Behold, the power of through-put!
author’s note: I would like to see Fridays become a bit of a reader’s forum where I offer my perspective to your questions. My blog here deals with the topics of culture, education, engineering and theology so it casts a fairly wide net. Barring a start from a reader, I will pull from my Twitter feed when I think a tweet can use a bit more explanation.
So today’s starting thought is: “Life in an instant society serves as a breeding ground for impatience.”
Now it could be that I just watched the Story of Stuff. Or it could be that I recently read Fast-Food Nation. Or it could be that I occasionally contemplate what life would be like if I only had 100 things to call my own. But I think there is something remarkably wrong in our consumer-driven society that has “MORE!” as its rallying cry.
Lent can be a helpful time to consider a model that differs from consumerism, even as I admit to faltering rather spectacularly in that regard this year. When life gets busy, the busy go out to eat. But is not that part of the problem anyway?
Instant societies allow us to run ourselves ragged to the point where we have nothing left. We dull our pain through the immediate acquisition in the present moment. And why not? The stuff is available and we have the resources to go for it. Taking the time to discern how something will and may affect us often times to move beyond the basic “I want!” of childlike reasoning. But we hit critical problems when we come to expect an incredible amount of through-put…

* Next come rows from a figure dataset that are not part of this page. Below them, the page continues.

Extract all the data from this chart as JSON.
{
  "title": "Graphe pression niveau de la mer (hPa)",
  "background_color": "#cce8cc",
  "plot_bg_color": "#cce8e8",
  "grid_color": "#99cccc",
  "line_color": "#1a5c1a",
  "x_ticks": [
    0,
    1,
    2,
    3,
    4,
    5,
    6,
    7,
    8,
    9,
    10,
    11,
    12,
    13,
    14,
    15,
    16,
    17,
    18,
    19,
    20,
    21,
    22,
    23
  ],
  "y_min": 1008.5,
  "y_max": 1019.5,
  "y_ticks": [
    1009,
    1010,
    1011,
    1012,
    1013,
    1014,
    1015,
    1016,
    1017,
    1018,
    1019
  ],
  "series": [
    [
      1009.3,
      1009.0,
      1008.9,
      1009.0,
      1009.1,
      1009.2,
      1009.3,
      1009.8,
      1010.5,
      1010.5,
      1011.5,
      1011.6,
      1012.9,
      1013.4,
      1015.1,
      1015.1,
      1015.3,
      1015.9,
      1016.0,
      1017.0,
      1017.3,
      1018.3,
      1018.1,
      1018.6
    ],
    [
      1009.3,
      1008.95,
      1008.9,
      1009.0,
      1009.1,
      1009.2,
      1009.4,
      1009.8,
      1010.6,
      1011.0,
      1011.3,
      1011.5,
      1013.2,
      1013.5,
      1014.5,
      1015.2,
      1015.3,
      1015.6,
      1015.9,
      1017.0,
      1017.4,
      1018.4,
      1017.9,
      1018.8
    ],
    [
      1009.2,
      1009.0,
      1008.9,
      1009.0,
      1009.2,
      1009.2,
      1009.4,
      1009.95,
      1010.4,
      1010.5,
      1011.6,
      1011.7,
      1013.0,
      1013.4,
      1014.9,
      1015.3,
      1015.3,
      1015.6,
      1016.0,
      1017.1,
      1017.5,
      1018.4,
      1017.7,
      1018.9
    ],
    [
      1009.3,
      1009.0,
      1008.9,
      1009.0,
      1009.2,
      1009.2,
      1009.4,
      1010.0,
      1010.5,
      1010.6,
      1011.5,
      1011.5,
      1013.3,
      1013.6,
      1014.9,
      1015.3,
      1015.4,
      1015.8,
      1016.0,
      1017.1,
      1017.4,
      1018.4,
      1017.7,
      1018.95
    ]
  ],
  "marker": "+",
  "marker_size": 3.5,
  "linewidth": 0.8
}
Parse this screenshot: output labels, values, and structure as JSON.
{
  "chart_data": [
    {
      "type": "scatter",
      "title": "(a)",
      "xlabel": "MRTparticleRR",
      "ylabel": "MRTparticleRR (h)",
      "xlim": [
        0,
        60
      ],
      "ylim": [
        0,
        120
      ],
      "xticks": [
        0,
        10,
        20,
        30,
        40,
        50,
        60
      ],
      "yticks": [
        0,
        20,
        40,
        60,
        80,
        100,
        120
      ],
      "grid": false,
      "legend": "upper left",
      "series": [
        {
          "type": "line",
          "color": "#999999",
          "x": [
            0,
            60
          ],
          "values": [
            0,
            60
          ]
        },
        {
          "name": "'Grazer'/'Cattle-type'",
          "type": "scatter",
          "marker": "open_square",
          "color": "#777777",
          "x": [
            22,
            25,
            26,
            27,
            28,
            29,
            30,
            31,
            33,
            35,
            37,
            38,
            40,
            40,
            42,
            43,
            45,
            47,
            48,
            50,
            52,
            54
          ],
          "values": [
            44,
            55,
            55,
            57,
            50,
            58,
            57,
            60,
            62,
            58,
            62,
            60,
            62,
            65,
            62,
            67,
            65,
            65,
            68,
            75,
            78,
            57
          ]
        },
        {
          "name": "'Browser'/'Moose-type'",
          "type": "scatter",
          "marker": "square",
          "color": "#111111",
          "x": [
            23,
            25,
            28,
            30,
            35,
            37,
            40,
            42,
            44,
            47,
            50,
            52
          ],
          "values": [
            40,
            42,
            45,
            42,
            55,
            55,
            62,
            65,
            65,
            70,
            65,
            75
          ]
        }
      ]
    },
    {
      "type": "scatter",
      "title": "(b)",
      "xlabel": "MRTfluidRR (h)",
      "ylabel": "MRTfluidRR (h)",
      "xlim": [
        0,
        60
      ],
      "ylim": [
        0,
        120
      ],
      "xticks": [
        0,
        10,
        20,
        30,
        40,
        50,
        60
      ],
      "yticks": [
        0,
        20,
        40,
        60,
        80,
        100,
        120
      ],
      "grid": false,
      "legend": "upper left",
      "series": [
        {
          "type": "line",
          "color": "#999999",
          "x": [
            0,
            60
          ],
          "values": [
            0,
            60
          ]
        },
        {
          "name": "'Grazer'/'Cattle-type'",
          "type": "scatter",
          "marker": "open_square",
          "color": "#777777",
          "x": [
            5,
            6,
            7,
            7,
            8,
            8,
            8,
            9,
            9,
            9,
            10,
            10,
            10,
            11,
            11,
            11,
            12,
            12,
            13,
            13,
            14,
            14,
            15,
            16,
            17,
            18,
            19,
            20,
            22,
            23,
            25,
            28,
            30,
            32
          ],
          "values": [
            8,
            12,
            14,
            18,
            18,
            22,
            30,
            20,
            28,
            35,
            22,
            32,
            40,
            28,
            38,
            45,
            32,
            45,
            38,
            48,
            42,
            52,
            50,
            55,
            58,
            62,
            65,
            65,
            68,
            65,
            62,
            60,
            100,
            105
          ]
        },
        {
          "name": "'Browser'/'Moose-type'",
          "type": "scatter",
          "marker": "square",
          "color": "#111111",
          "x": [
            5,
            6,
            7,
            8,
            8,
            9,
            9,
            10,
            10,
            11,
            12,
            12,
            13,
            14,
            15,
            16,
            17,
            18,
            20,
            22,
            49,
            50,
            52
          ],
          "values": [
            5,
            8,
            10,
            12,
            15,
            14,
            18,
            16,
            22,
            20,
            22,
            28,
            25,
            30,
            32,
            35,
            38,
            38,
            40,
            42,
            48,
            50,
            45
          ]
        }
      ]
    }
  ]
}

We push ourselves… higher, faster, stronger, longer. We critique God’s… timing, grace, gifts, purposes. We excuse ourselves of… responsibility, consequence, enjoyment, life. We mock… humility, generosity, selfless actions, love. We start to trust our… selves, capabilities, ideas, processes. And we lose the act of living.
Surely there has to be a more excellent way. But how can this abundance be found when we focus primarily on material abundance?